As regional members of the Tennessee General Assembly prepare for the upcoming legislative session, elected officials from Hamilton County took an annual opportunity to make their legislative priorities known Thursday.

Over breakfast at the Chattanooga Choo-Choo, Mayor Jim Coppinger, Sheriff Jim Hammond, county commissioners and other elected officials briefed House representatives and one state senator on items they would like to see considered. Members of the delegation on hand were Sen. Bo Watson and Reps. Mike Carter, Vince Dean, JoAnne Favors, Richard Floyd and Gerald McCormick.

At the top of Coppinger’s list was a request to amend a state law that would allow the county to cremate the remains of unclaimed indigents. The mayor said that his staff had done their best to be “sensitive” to the issue but had been forced to think logically in the face of dwindling plots available at the county’s Cofer Cemetery.

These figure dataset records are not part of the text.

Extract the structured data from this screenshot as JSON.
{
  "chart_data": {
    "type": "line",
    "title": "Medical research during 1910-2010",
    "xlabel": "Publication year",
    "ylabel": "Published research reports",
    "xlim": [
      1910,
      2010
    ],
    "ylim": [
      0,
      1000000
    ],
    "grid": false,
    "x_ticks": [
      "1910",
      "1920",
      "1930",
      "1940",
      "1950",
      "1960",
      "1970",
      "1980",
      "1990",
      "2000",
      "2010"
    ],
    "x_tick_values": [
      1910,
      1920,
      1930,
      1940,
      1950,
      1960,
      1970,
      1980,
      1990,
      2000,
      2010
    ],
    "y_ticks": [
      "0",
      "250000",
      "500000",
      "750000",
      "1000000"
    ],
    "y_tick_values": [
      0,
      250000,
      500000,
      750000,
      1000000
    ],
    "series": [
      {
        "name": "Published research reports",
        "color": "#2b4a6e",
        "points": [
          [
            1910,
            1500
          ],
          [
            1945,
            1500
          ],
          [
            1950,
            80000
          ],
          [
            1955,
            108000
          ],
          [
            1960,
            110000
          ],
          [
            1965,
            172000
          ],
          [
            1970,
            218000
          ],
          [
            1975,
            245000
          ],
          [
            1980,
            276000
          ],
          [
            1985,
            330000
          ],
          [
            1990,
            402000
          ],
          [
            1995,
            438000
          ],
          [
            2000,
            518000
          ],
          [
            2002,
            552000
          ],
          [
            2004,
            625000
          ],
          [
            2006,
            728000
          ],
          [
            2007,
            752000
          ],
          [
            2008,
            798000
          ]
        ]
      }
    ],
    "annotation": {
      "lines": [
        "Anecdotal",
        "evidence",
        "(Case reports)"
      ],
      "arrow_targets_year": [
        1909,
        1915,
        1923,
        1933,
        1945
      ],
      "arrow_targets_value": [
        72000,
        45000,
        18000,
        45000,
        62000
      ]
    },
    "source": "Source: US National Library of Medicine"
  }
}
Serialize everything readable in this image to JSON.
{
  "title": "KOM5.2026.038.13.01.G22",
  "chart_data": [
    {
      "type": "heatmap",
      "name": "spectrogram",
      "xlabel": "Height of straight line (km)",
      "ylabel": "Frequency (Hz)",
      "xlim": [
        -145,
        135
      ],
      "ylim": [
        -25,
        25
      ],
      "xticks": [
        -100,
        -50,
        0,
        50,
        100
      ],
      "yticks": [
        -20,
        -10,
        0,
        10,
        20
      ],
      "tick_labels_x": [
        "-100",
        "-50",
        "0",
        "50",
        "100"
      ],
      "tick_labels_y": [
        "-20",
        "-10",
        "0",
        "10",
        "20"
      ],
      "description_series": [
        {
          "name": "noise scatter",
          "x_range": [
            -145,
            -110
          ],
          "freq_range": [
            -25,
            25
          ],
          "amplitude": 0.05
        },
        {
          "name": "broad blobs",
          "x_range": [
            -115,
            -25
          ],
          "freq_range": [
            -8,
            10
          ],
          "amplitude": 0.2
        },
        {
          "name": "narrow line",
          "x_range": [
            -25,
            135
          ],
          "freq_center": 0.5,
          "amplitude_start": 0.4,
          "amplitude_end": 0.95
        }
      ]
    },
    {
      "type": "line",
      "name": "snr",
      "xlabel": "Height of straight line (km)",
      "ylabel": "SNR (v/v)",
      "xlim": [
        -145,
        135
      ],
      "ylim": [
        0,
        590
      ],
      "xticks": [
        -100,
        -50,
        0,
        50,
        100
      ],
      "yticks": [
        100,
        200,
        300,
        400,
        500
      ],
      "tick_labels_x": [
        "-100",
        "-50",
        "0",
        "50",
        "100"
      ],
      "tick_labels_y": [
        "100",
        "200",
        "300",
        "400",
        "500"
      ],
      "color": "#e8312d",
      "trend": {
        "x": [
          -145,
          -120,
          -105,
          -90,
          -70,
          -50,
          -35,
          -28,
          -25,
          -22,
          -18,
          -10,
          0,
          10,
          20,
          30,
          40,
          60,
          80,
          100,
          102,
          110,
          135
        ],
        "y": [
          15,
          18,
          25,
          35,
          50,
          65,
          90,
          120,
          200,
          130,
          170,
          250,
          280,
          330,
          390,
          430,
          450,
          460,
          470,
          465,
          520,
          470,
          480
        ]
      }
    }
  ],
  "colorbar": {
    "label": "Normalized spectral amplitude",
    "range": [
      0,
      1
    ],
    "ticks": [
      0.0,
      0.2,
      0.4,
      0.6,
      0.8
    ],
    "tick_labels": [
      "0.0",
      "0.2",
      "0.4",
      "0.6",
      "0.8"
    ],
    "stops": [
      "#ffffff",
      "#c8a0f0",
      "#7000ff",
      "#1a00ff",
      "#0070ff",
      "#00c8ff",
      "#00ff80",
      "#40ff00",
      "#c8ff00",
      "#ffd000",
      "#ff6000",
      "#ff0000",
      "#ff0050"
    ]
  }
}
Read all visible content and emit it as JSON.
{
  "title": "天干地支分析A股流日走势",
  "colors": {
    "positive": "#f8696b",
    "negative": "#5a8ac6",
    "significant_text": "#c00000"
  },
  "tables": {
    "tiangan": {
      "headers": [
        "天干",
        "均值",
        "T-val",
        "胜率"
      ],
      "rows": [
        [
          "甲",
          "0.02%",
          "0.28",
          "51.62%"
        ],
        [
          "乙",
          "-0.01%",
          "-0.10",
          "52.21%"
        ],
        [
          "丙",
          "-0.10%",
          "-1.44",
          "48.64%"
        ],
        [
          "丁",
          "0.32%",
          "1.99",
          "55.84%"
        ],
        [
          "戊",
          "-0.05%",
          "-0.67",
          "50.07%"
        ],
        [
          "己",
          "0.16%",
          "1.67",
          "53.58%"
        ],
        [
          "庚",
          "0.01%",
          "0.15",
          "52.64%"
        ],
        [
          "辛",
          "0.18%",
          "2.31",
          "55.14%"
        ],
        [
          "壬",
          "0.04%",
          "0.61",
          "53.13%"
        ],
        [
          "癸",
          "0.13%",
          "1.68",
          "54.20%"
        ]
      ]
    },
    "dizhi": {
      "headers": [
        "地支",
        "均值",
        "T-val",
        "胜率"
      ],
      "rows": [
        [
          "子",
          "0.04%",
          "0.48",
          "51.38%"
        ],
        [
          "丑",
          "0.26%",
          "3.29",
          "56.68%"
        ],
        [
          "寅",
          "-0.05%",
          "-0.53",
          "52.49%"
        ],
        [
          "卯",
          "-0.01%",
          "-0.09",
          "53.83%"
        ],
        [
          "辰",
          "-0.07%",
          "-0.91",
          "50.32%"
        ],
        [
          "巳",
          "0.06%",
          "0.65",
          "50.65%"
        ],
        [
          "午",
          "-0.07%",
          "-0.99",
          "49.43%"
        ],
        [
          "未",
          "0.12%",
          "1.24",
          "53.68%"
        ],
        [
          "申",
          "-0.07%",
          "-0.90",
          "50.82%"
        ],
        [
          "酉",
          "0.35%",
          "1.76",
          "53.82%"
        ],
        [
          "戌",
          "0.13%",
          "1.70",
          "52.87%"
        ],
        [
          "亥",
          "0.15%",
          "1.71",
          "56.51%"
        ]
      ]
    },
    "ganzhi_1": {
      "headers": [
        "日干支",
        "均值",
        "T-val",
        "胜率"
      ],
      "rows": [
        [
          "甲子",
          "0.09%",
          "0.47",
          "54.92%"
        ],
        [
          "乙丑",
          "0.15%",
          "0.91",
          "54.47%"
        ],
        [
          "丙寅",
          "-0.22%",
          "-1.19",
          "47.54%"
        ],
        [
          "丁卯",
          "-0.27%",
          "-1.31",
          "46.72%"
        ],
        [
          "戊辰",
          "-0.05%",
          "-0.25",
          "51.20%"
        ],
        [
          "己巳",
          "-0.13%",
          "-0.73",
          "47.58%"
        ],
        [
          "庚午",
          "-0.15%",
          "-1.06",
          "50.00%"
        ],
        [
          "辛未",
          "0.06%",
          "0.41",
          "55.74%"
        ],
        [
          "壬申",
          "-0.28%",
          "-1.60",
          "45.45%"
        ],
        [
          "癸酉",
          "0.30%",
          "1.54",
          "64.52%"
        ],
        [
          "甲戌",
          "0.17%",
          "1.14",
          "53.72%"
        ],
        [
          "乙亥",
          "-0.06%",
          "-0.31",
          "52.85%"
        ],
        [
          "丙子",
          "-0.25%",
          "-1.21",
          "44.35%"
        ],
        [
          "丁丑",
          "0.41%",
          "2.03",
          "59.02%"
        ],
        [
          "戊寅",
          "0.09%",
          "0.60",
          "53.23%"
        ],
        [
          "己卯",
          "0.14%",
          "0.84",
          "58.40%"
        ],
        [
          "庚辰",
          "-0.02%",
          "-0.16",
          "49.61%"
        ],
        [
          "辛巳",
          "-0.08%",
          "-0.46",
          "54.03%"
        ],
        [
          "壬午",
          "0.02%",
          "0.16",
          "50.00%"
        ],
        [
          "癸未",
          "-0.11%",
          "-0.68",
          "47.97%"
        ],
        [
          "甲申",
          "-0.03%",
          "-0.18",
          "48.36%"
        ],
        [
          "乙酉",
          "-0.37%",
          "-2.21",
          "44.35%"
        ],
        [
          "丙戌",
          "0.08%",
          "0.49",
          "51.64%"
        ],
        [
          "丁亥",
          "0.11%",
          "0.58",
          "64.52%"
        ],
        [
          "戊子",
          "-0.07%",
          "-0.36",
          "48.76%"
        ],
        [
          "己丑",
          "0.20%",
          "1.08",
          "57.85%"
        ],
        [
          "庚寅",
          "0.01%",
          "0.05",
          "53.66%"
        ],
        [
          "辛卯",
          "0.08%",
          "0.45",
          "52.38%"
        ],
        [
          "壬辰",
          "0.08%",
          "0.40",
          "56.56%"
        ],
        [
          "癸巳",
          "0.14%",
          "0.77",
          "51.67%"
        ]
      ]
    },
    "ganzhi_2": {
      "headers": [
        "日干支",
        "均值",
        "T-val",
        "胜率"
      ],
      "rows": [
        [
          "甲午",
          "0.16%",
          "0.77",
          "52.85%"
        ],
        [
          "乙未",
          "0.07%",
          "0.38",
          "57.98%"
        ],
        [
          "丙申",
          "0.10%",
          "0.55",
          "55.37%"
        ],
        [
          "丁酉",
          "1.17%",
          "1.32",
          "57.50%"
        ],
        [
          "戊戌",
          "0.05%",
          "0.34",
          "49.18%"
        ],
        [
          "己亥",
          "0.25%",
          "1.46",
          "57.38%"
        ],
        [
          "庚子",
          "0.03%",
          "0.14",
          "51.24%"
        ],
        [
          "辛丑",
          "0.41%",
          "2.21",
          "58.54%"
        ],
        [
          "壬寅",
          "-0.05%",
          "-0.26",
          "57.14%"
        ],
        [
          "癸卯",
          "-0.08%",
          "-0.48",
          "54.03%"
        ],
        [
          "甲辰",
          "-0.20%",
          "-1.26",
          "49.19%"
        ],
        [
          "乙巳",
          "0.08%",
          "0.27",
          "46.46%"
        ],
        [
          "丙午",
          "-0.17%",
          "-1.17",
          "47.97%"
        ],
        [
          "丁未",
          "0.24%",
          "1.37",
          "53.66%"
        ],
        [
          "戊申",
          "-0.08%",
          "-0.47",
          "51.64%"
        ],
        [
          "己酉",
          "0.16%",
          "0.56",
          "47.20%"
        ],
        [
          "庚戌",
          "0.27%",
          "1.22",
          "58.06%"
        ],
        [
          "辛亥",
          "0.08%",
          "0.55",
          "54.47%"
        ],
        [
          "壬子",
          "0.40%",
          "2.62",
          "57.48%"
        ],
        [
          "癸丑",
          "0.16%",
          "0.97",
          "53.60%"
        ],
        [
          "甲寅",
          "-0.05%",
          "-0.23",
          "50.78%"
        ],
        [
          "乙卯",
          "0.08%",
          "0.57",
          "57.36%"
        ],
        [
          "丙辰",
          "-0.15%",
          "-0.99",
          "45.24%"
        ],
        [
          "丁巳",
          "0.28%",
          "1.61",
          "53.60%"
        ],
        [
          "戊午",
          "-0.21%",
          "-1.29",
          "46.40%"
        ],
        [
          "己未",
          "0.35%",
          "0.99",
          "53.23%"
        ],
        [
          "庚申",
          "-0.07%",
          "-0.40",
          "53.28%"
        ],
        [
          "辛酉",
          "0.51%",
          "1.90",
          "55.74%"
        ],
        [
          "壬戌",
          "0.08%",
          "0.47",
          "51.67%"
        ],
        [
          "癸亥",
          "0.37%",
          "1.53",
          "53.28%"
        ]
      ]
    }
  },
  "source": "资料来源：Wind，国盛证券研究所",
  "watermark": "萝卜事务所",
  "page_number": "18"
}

“We have 73 grave sites that are left there right now, and we’ve already had to bury 80 people there this year,” Coppinger said. “If you do the math, we’re going to be running out of sites soon.”

Cofer Cemetery, located on a hillside along Jenkins Road, has been in use since 1933 as the county’s location for the burial of unclaimed remains. Coppinger said that any remains that were cremated would likely be buried at the cemetery and still be available for claiming.

“It kind of comes off as cold-sounding, but it’s not,” he said. “Logistically, we just don’t have any room.”

Coppinger also asked members of the delegation to ensure the county would not have to comply with any unfunded mandates in the coming year and requested in addition that members work to maintain the level of grant funding that the county has already become dependent on.

Outlining his priorities for the Hamilton County Sheriff’s Office, Hammond asked members of the Legislature to place special attention on how transportation of inmates with mental health issues was draining department resources. Hammond said the issue was affecting more than 20 percent of inmates.

“Jails have become mental health hospitals, to tell you the truth,” Hammond said.

Hamilton County Superintendent Rick Smith made no specific requests for legislators but restated his opposition to a potential bill to form a voucher program for public schools.

“We know it will take dollars away from public schools,” he said.

Following the meeting, Watson said he wasn’t surprised by any of the concerns brought forward by local officials. Watson said the lack of curveballs was in part the result of good communication between officials at the state and local levels.

“We have a really good relationship with our local government,” Watson said. “Over the past month or two, several of these folks have talked with us or members of the delegation about these items.”